A Ypê também confirmou que os clientes que preferirem devolver os produtos podem solicitar o reembolso pelos canais de atendimento oficiais da empresa.
A decisão da Anvisa vale para todos os lotes de detergentes lava-louças, sabões líquidos para roupas e desinfetantes com numeração final 1.
Entenda o caso
O caso começou após inspeções realizadas na fábrica da empresa em Amparo (SP), em conjunto com órgãos de vigilância sanitária paulista.
Segundo a Anvisa, foram identificadas falhas em etapas críticas do processo produtivo, incluindo problemas nos sistemas de controle de qualidade, equipamentos com sinais de corrosão e armazenamento inadequado de resíduos de produtos.
A agência também informou que a bactéria Pseudomonas aeruginosa foi encontrada em mais de 100 lotes de produtos acabados da marca.
A bactéria é comum no ambiente e, segundo especialistas ouvidos pelo g1, representa baixo risco para a maioria das pessoas saudáveis.
O maior perigo envolve grupos mais vulneráveis, como imunossuprimidos, pacientes em tratamento contra câncer, transplantados, pessoas com feridas, queimaduras ou dermatites, além de bebês e idosos fragilizados.
Nesses casos, a bactéria pode causar infecções principalmente quando há contato com mucosas, olhos ou lesões na pele.
A orientação geral é interromper o uso dos produtos atingidos pela medida. Quem utilizou os itens, mas não apresentou sintomas, não precisa procurar atendimento médico apenas por causa da exposição.

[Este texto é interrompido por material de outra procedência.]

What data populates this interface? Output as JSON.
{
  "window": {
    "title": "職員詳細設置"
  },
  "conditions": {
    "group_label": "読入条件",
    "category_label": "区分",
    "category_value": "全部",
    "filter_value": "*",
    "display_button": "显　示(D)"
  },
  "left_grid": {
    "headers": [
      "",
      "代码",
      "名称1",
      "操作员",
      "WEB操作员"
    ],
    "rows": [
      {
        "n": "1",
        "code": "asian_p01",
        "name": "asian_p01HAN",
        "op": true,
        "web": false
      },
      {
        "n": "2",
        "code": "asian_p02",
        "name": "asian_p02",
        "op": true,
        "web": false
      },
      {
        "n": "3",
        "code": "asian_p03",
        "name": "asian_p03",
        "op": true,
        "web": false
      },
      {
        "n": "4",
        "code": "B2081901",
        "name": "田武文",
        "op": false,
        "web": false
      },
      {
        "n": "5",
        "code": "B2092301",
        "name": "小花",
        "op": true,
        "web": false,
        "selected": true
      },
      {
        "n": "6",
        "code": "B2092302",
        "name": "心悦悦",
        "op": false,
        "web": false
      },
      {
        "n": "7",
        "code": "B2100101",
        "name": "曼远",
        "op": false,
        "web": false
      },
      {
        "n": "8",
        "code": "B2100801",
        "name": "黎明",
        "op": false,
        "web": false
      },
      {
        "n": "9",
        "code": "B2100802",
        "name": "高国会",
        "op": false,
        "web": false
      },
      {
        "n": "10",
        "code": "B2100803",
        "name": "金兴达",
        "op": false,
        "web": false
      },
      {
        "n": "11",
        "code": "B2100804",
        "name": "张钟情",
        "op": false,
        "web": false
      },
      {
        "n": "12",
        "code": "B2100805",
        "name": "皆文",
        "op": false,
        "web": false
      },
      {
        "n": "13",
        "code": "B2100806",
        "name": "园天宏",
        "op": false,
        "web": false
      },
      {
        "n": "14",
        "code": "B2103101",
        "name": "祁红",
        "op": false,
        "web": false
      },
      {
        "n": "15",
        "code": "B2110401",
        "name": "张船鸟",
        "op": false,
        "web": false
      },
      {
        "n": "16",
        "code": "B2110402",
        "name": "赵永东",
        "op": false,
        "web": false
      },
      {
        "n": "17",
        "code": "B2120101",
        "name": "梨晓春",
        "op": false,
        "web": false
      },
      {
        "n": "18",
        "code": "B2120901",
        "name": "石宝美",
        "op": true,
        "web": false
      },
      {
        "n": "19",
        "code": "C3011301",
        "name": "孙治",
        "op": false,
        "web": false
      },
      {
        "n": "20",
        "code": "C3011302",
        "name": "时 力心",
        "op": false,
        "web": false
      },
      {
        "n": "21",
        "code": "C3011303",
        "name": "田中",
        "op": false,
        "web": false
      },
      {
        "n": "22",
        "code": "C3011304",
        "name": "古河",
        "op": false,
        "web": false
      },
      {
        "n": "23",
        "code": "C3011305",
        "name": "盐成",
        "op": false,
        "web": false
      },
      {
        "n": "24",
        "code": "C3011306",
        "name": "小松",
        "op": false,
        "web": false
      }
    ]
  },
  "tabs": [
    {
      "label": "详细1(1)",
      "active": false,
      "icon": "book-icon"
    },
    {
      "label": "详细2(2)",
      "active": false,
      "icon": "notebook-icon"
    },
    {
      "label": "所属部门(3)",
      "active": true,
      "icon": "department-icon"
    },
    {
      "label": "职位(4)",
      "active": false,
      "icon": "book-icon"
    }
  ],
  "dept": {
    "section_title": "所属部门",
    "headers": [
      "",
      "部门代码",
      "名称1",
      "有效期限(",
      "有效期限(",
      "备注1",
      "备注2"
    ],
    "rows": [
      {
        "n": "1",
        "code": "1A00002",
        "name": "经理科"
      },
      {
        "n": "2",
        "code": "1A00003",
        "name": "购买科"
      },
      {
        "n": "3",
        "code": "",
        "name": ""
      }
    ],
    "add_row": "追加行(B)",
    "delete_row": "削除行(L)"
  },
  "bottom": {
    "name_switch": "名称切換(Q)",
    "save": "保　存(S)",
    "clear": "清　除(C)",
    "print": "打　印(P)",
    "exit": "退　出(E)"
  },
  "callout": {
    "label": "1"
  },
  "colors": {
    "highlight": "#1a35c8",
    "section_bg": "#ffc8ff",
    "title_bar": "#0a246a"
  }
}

Especialistas recomendam atenção a sinais como irritações persistentes, secreções, febre ou problemas nos olhos. Também orientam trocar esponjas de pia usadas com os detergentes afetados e, em caso de dúvida, relavar roupas íntimas, toalhas e peças de bebês com outro produto.
Apesar da suspensão do uso de parte dos produtos, o caso ainda está em discussão entre a Ypê e a Anvisa.
A Ypê afirma que pretende apresentar novos testes realizados por laboratórios independentes autorizados pela Anvisa para avaliar os lotes colocados no mercado.
O que diz a Ypê
A Ypê contesta as conclusões da Anvisa. A empresa afirma que a inspeção não encontrou contaminação nos produtos comercializados e diz que as imagens divulgadas da fábrica mostram áreas que não têm contato com os itens vendidos ao consumidor.
A fabricante também sustenta que o uso normal dos produtos reduz drasticamente qualquer carga bacteriana e afirma que não há registros na literatura médica de infecções causadas por roupas lavadas com detergentes domésticos contaminados.